You are using binary floating point arithmetic.
Binary floating point arithmetic was designed to represent physical quantities like length, mass, charge, time, and so on.
Presumably then you are using binary floating point arithmetic as it was intended to be used: to do arithmetic on physical quantities.
Measurements of physical quantities always have a particular precision, depending on the precision of the device used to measure them.
Since you are the one providing the values for the quantities you are manipulating, you are the one who knows what the "error bars" are on that quantity. For example, if you are providing the quantity "the height of the building is 123.56 metres" then you know that this is accurate to the centimetre, but not to the micrometer.
Therefore, when comparing two quantities for equality, the desired semantics is to say "are these two quantities equal within the error bars specified by each measurement?"

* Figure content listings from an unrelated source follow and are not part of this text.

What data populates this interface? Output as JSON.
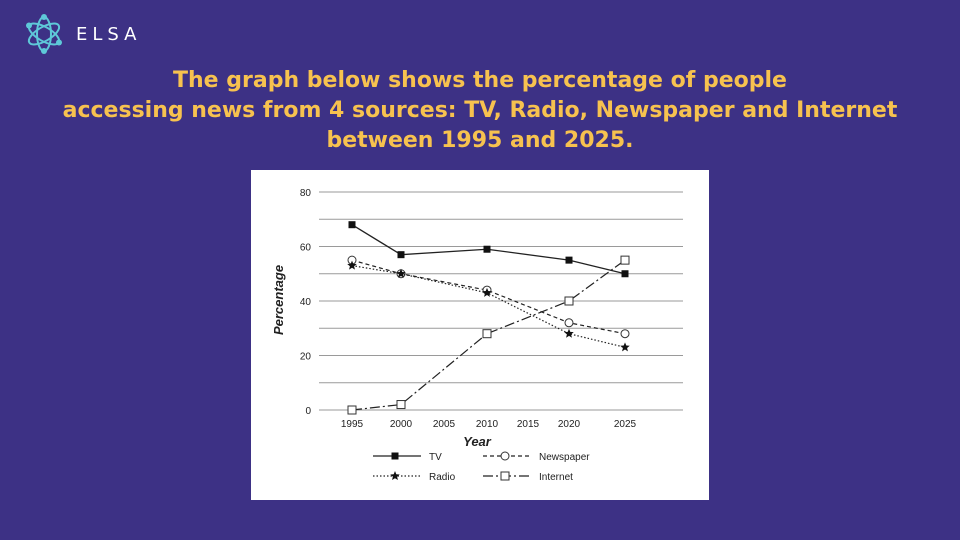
{
  "brand": {
    "name": "ELSA"
  },
  "heading": {
    "lines": [
      "The graph below shows the percentage of people",
      "accessing news from 4 sources: TV, Radio, Newspaper and Internet",
      "between 1995 and 2025."
    ]
  },
  "colors": {
    "background": "#3d3185",
    "heading": "#f7c24f",
    "logo": "#5ec8d8"
  },
  "chart_data": {
    "type": "line",
    "xlabel": "Year",
    "ylabel": "Percentage",
    "x_ticks": [
      "1995",
      "2000",
      "2005",
      "2010",
      "2015",
      "2020",
      "2025"
    ],
    "y_ticks": [
      "0",
      "20",
      "40",
      "60",
      "80"
    ],
    "xlim": [
      1995,
      2025
    ],
    "ylim": [
      0,
      80
    ],
    "grid": "horizontal",
    "legend_position": "bottom",
    "series": [
      {
        "name": "TV",
        "marker": "filled-square",
        "line": "solid",
        "x": [
          1995,
          2000,
          2010,
          2020,
          2025
        ],
        "values": [
          68,
          57,
          59,
          55,
          50
        ]
      },
      {
        "name": "Newspaper",
        "marker": "open-circle",
        "line": "dashed",
        "x": [
          1995,
          2000,
          2010,
          2020,
          2025
        ],
        "values": [
          55,
          50,
          44,
          32,
          28
        ]
      },
      {
        "name": "Radio",
        "marker": "star",
        "line": "dotted",
        "x": [
          1995,
          2000,
          2010,
          2020,
          2025
        ],
        "values": [
          53,
          50,
          43,
          28,
          23
        ]
      },
      {
        "name": "Internet",
        "marker": "open-square",
        "line": "dash-dot",
        "x": [
          1995,
          2000,
          2010,
          2020,
          2025
        ],
        "values": [
          0,
          2,
          28,
          40,
          55
        ]
      }
    ]
  }
}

So now we have an answer to your question. What you must do is keep track of what the error is on each quantity; for example, the height of the building is "within 0.01 of 123.56 meters" because you know that is how precise the measurement is. If you then get another measurement which is 123.5587 and want to know whether the two measurements are "equal" within error tolerances, then do the subtraction and see if it falls into the error tolerance. In this case it does. If the measurements were in fact precise to the micrometre, then they are not equal.
In short: you are the only person here who knows what sensible error tolerances are, because you are the only person who knows where the figures you are manipulating came from in the first place. Use whatever error tolerance makes sense for your measurements given the precision of the equipment you used to produce it.